Politico hired her to cover European politics from Brussels in 2015. After the 2016 presidential election, Politico reassigned her to Washington as a White House reporter covering the Trump administration. During her tenure, White House Press Secretary Sean Spicer called Palmeri "an idiot with no real sources."

CNN announced in 2017 that Palmeri was hired as a political analyst for the network, while continuing to cover President Trump for Politico.

Palmeri was hired by ABC News as a full-time White House correspondent in October 2017.

After ABC, she hosted investigative podcasts for Sony about Jeffrey Epstein and the wealthy family of Ghislaine Maxwell.

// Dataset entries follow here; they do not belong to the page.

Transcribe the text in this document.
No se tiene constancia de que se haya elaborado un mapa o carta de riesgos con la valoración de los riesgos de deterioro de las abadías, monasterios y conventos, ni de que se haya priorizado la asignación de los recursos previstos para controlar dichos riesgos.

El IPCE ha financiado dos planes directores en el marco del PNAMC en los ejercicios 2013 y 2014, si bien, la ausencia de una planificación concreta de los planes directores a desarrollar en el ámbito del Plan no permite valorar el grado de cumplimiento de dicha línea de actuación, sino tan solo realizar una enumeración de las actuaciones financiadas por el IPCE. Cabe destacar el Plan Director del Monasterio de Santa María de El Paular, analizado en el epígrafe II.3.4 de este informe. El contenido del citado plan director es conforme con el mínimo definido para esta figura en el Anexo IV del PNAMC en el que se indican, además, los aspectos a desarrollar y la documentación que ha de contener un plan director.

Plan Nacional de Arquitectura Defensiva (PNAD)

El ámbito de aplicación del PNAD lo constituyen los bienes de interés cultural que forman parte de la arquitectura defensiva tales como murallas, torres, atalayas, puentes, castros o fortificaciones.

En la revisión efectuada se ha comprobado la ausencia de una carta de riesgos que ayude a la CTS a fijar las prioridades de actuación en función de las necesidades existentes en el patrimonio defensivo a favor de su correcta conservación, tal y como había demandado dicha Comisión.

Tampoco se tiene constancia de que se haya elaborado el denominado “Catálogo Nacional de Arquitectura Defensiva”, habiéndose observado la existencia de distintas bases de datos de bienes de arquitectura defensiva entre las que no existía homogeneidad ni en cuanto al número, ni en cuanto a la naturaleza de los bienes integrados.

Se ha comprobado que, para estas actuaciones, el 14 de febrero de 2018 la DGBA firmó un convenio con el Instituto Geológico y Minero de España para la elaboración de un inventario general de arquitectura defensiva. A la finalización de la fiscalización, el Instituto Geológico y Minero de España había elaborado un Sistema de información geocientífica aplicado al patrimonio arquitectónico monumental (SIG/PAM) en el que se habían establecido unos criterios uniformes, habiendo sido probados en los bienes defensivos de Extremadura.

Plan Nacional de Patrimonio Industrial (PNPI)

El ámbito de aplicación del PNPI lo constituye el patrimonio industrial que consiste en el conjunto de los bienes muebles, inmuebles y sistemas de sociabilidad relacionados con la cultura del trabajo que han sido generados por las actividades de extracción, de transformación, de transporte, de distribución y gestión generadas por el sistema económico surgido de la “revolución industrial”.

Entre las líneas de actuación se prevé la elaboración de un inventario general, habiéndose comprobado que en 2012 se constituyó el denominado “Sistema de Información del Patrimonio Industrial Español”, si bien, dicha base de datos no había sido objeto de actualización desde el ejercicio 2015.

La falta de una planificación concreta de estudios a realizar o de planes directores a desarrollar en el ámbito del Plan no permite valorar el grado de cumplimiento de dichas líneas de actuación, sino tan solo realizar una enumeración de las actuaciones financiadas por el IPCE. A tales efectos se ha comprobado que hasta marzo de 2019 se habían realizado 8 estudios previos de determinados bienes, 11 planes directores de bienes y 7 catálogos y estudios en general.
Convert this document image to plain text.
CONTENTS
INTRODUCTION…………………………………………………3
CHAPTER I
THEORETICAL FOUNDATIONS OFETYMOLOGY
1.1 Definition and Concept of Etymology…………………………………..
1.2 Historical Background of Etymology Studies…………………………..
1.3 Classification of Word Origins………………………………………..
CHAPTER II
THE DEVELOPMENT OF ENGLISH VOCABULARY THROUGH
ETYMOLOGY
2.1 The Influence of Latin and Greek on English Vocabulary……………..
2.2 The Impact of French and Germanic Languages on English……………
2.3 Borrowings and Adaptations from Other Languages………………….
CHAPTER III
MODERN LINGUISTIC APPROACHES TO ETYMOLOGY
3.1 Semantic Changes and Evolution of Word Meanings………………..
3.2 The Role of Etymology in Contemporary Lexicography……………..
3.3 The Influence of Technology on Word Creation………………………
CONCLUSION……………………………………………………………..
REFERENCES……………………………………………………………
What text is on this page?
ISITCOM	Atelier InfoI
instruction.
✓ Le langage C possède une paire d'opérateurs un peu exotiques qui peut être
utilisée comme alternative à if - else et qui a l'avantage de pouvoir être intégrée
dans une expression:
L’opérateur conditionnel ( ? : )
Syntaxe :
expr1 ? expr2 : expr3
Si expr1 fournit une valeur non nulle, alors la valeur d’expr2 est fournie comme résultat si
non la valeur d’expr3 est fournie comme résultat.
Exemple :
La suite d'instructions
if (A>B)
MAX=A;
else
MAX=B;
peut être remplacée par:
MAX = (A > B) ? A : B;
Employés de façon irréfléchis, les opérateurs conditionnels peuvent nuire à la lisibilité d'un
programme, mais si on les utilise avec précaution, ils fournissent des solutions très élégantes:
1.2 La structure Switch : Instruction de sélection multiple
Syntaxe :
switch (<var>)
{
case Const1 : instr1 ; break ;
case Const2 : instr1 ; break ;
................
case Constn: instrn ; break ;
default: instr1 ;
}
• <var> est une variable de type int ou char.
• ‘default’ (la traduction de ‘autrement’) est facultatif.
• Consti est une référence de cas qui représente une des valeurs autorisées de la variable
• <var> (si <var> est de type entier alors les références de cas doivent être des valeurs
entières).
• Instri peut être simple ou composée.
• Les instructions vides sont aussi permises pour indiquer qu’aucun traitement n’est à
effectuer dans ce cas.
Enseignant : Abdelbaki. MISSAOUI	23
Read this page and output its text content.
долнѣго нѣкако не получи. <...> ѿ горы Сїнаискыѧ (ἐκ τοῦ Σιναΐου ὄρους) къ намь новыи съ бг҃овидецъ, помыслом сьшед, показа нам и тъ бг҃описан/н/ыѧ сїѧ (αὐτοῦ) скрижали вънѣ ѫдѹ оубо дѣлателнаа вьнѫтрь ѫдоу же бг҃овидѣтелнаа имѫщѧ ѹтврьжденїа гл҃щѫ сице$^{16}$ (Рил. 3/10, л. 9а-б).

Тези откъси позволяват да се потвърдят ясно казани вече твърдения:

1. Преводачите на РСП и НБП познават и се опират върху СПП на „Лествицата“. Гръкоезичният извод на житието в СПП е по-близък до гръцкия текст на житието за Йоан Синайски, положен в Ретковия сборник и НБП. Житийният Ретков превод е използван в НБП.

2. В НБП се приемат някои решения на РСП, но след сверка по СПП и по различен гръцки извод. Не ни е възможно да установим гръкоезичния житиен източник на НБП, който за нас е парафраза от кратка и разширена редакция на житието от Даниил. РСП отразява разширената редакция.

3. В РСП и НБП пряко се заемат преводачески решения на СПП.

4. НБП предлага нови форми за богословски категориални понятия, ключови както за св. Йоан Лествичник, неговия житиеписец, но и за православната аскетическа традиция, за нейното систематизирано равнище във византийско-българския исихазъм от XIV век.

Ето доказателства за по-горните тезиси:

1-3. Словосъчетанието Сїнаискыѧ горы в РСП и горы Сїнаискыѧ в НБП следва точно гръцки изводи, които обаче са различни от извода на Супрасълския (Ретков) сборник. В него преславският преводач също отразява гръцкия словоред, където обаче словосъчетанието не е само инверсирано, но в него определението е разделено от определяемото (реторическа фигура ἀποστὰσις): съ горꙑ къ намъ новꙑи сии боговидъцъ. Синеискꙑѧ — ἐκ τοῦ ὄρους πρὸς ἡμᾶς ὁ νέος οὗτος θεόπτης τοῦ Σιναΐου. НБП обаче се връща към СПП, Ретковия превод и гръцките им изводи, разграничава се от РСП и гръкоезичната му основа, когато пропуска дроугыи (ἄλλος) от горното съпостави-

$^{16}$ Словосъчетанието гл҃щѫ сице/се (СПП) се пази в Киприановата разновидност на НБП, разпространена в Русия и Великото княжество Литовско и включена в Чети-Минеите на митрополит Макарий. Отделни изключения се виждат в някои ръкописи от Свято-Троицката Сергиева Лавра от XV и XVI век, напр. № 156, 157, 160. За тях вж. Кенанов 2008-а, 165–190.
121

Palmeri left ABC News and re-joined Politico to work as a co-author of its newsletter Playbook in 2021.

According to Vanity Fair, Biden White House Deputy Press Secretary TJ Ducklo had threatened Palmeri, telling her he would "destroy her" if she published a story about his relationship with Alexi McCammond, an NBC, MSNBC and Axios reporter. Ducklo during a phone call also reportedly made "derogatory and misogynistic comments" towards Palmeri and accused her of being "jealous" of his relationship with McCammond. On February 12, 2021, Ducklo was suspended without pay by the White House for one week. The following day, Ducklo resigned from his White House position over the matter.

In 2022, Palmeri joined the journalism startup Puck as a senior political columnist. At Puck, Palmeri broke the news that Nancy Pelosi would resign as Speaker of the House after the 2022 midterm elections.
She also hosted the election-themed podcast, “Somebody’s Gotta Win,” a collaboration between Puck and Spotify’s The Ringer. It ended in April 2025.

She left Puck in March 2025 to move to her YouTube channel. Palmeri has a newsletter called The Red Letter.

She was named to the Shorenstein Center on Media, Politics and Public Policy 2026–2027 class of fellows at the Harvard Kennedy School.

Palmeri is a Sine Faculty Fellow for Public Administration and Policy at American University.